St Doulagh's Church

St Doulagh's Church probably dates from the twelfth century. St Doulagh was an anchorite which means a type of hermit. A hermit would have hardly any contact with the outside world, eat only basic meals and spend the day praying.

This video is designed as a resource for primary and post-primary students up to Junior Certificate.

St Doulagh’s Church

On the way to Malahide, just off the Malahide Road and past Balgriffin Cemetery, stands a very old church. It  looks a bit like a medieval castle with its short and broad battlement tower, its steep stone roof and thick walls. The battlement was a low wall with openings for shooting the enemy.

The church probably dates from the twelfth century and was named after St Doulagh. St Doulagh was thought to have lived around 600 AD. He was an anchorite which means a type of hermit . A hermit would have had hardly any contact with the outside world, eat only basic meals and spend the day praying.

St Doulagh lived on his own in a cell either in the church or attached to it.

There were many anchorites and hermits. These would have lived on their own in the wilderness in the first few centuries of the Christian church. Later on they formed groups with other hermits and this is how monasteries came about. In Ireland, however, the tradition of hermits lasted longer than in other western countries.

It is quite likely that St Doulagh’s later on became a small monastic settlement. In fact, there are several rooms in the church which could have served as rooms for the monks to come together. This is what is unusual about St Doulagh’s. It doesn’t have just one room used for service like most other churches. It has several rooms on different floors, connected by stone steps. The stone roof is a double roof, the outer roof covering the building and the inner roof dividing the lower from the upper floors.
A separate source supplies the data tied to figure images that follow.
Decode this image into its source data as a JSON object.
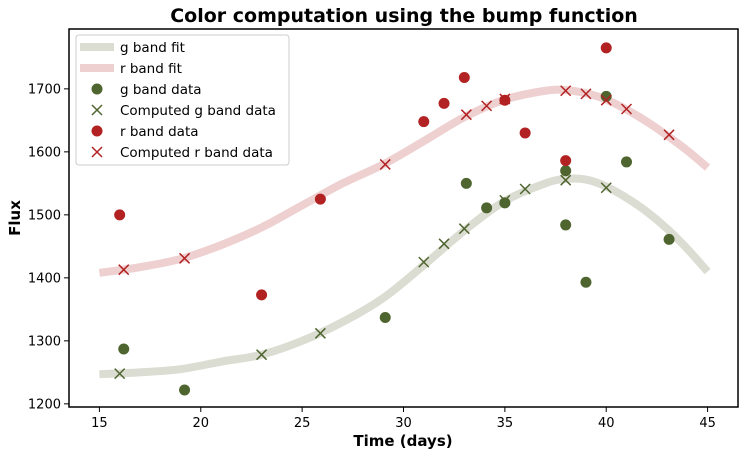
{
  "chart_data": {
    "type": "scatter",
    "title": "Color computation using the bump function",
    "xlabel": "Time (days)",
    "ylabel": "Flux",
    "xlim": [
      13.5,
      46.5
    ],
    "ylim": [
      1195,
      1795
    ],
    "xticks": [
      15,
      20,
      25,
      30,
      35,
      40,
      45
    ],
    "yticks": [
      1200,
      1300,
      1400,
      1500,
      1600,
      1700
    ],
    "grid": false,
    "legend_position": "top-left",
    "colors": {
      "g_fit": "#dcddd2",
      "r_fit": "#eed0d0",
      "g_data": "#4f6530",
      "r_data": "#b22222"
    },
    "series": [
      {
        "name": "g band fit",
        "kind": "line",
        "color_key": "g_fit",
        "points": [
          [
            15,
            1247
          ],
          [
            17,
            1250
          ],
          [
            19,
            1255
          ],
          [
            21,
            1267
          ],
          [
            23,
            1278
          ],
          [
            25,
            1300
          ],
          [
            27,
            1330
          ],
          [
            29,
            1368
          ],
          [
            31,
            1420
          ],
          [
            33,
            1475
          ],
          [
            35,
            1522
          ],
          [
            37,
            1550
          ],
          [
            38,
            1557
          ],
          [
            39,
            1556
          ],
          [
            40,
            1545
          ],
          [
            41,
            1527
          ],
          [
            42,
            1505
          ],
          [
            43,
            1478
          ],
          [
            44,
            1446
          ],
          [
            45,
            1410
          ]
        ]
      },
      {
        "name": "r band fit",
        "kind": "line",
        "color_key": "r_fit",
        "points": [
          [
            15,
            1408
          ],
          [
            17,
            1417
          ],
          [
            19,
            1430
          ],
          [
            21,
            1452
          ],
          [
            23,
            1480
          ],
          [
            25,
            1515
          ],
          [
            27,
            1550
          ],
          [
            29,
            1580
          ],
          [
            31,
            1617
          ],
          [
            33,
            1655
          ],
          [
            35,
            1683
          ],
          [
            37,
            1697
          ],
          [
            38,
            1698
          ],
          [
            39,
            1693
          ],
          [
            40,
            1683
          ],
          [
            41,
            1667
          ],
          [
            42,
            1648
          ],
          [
            43,
            1626
          ],
          [
            44,
            1602
          ],
          [
            45,
            1575
          ]
        ]
      },
      {
        "name": "g band data",
        "kind": "marker-circle",
        "color_key": "g_data",
        "points": [
          [
            16.2,
            1287
          ],
          [
            19.2,
            1222
          ],
          [
            29.1,
            1337
          ],
          [
            33.1,
            1550
          ],
          [
            34.1,
            1511
          ],
          [
            35.0,
            1519
          ],
          [
            38.0,
            1484
          ],
          [
            38.0,
            1570
          ],
          [
            39.0,
            1393
          ],
          [
            40.0,
            1688
          ],
          [
            41.0,
            1584
          ],
          [
            43.1,
            1461
          ]
        ]
      },
      {
        "name": "Computed g band data",
        "kind": "marker-x",
        "color_key": "g_data",
        "points": [
          [
            16.0,
            1248
          ],
          [
            23.0,
            1278
          ],
          [
            25.9,
            1312
          ],
          [
            31.0,
            1425
          ],
          [
            32.0,
            1454
          ],
          [
            33.0,
            1478
          ],
          [
            35.0,
            1523
          ],
          [
            36.0,
            1541
          ],
          [
            38.0,
            1555
          ],
          [
            40.0,
            1543
          ]
        ]
      },
      {
        "name": "r band data",
        "kind": "marker-circle",
        "color_key": "r_data",
        "points": [
          [
            16.0,
            1500
          ],
          [
            23.0,
            1373
          ],
          [
            25.9,
            1525
          ],
          [
            31.0,
            1648
          ],
          [
            32.0,
            1677
          ],
          [
            33.0,
            1718
          ],
          [
            35.0,
            1682
          ],
          [
            36.0,
            1630
          ],
          [
            38.0,
            1586
          ],
          [
            40.0,
            1765
          ]
        ]
      },
      {
        "name": "Computed r band data",
        "kind": "marker-x",
        "color_key": "r_data",
        "points": [
          [
            16.2,
            1413
          ],
          [
            19.2,
            1431
          ],
          [
            29.1,
            1580
          ],
          [
            33.1,
            1659
          ],
          [
            34.1,
            1673
          ],
          [
            35.0,
            1684
          ],
          [
            38.0,
            1697
          ],
          [
            39.0,
            1692
          ],
          [
            40.0,
            1682
          ],
          [
            41.0,
            1668
          ],
          [
            43.1,
            1627
          ]
        ]
      }
    ]
  }
}
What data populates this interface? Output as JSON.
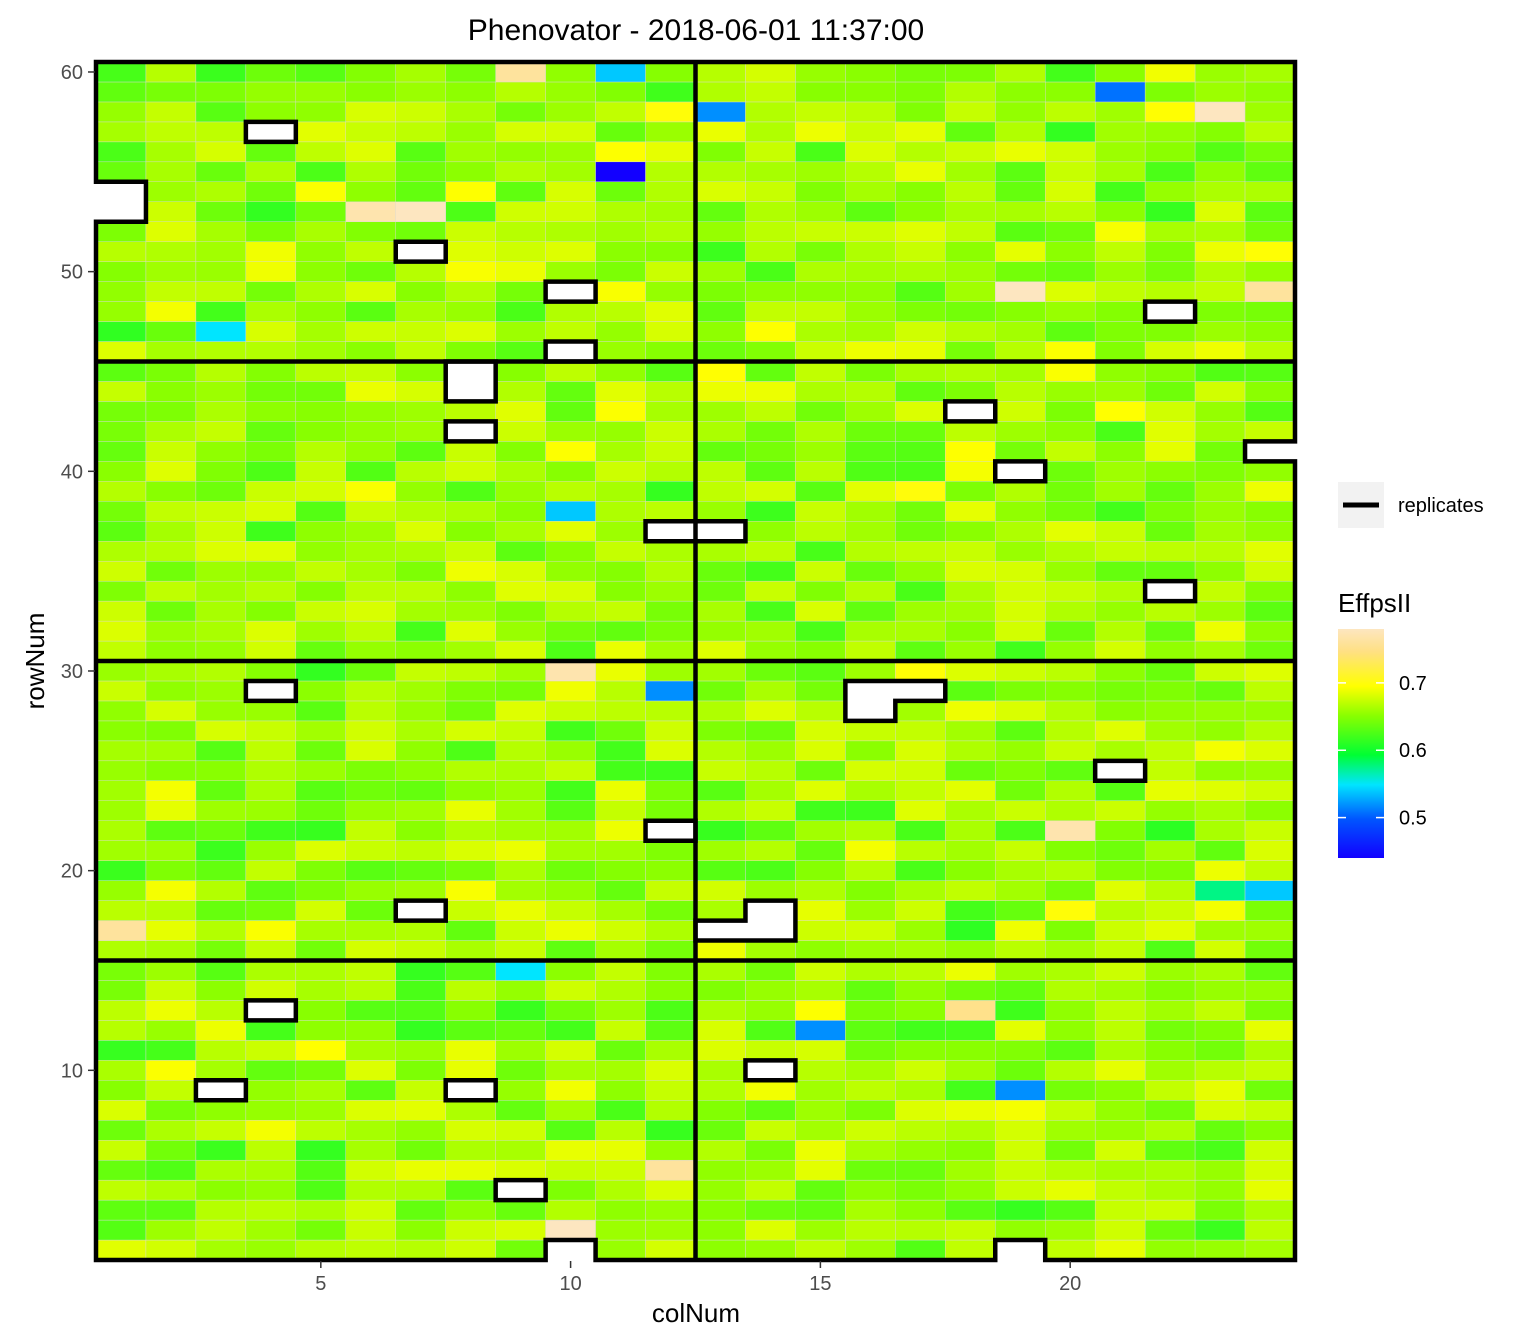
{
  "chart_data": {
    "type": "heatmap",
    "title": "Phenovator - 2018-06-01 11:37:00",
    "xlabel": "colNum",
    "ylabel": "rowNum",
    "xlim": [
      0.5,
      24.5
    ],
    "ylim": [
      0.5,
      60.5
    ],
    "x_ticks": [
      5,
      10,
      15,
      20
    ],
    "y_ticks": [
      10,
      20,
      30,
      40,
      50,
      60
    ],
    "grid": false,
    "legend": {
      "position": "right",
      "line_entry": {
        "label": "replicates",
        "color": "#000000"
      },
      "colorbar": {
        "title": "EffpsII",
        "ticks": [
          0.5,
          0.6,
          0.7
        ],
        "range": [
          0.44,
          0.78
        ],
        "colors": [
          "#1200ff",
          "#0055ff",
          "#00e5ff",
          "#00ff33",
          "#88ff00",
          "#ffff00",
          "#ffe082",
          "#fde6c0"
        ]
      }
    },
    "panel_dividers": {
      "x": [
        12.5
      ],
      "y": [
        15.5,
        30.5,
        45.5
      ]
    },
    "value_range": [
      0.44,
      0.78
    ],
    "base_value": 0.66,
    "cell_variation": 0.045,
    "missing_cells": [
      [
        1,
        53
      ],
      [
        1,
        54
      ],
      [
        4,
        57
      ],
      [
        7,
        51
      ],
      [
        10,
        49
      ],
      [
        10,
        46
      ],
      [
        8,
        44
      ],
      [
        8,
        45
      ],
      [
        8,
        42
      ],
      [
        18,
        43
      ],
      [
        19,
        40
      ],
      [
        24,
        41
      ],
      [
        12,
        37
      ],
      [
        13,
        37
      ],
      [
        22,
        48
      ],
      [
        22,
        34
      ],
      [
        4,
        29
      ],
      [
        16,
        29
      ],
      [
        17,
        29
      ],
      [
        16,
        28
      ],
      [
        21,
        25
      ],
      [
        12,
        22
      ],
      [
        7,
        18
      ],
      [
        13,
        17
      ],
      [
        14,
        17
      ],
      [
        14,
        18
      ],
      [
        4,
        13
      ],
      [
        3,
        9
      ],
      [
        8,
        9
      ],
      [
        14,
        10
      ],
      [
        9,
        4
      ],
      [
        10,
        1
      ],
      [
        19,
        1
      ]
    ],
    "low_value_cells": [
      [
        11,
        60,
        0.54
      ],
      [
        11,
        55,
        0.44
      ],
      [
        13,
        58,
        0.52
      ],
      [
        21,
        59,
        0.51
      ],
      [
        3,
        47,
        0.55
      ],
      [
        10,
        38,
        0.54
      ],
      [
        12,
        29,
        0.52
      ],
      [
        9,
        15,
        0.55
      ],
      [
        15,
        12,
        0.52
      ],
      [
        19,
        9,
        0.52
      ],
      [
        24,
        19,
        0.54
      ],
      [
        23,
        19,
        0.58
      ]
    ],
    "high_value_cells": [
      [
        9,
        60,
        0.76
      ],
      [
        6,
        53,
        0.77
      ],
      [
        7,
        53,
        0.78
      ],
      [
        23,
        58,
        0.78
      ],
      [
        19,
        49,
        0.78
      ],
      [
        24,
        49,
        0.76
      ],
      [
        10,
        30,
        0.77
      ],
      [
        20,
        22,
        0.77
      ],
      [
        12,
        5,
        0.76
      ],
      [
        10,
        2,
        0.78
      ],
      [
        1,
        17,
        0.76
      ],
      [
        18,
        13,
        0.75
      ]
    ]
  }
}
St Doulagh’s also has a leper’s window where people who had infectious diseases such as leprosy could be given communion through the bars. Leprosy is a disease of the skin and nerves which was common in the Middle Ages. Leprosy is mentioned in the Bible as well. 

Outside of the church grounds stands a low eight-sided building covering a well within a round stone basin. This building was used for baptisms. It is the only building left in Ireland where people were baptised outside of the church building.

Nearby is an open-air pool with stone seating which might have been used for baptising adults.

An extension was added to the church in 1864 but it manages to blend in well with the old church. St Doulagh’s is the oldest stone-roofed church still in use. It is used for services of the Church of Ireland.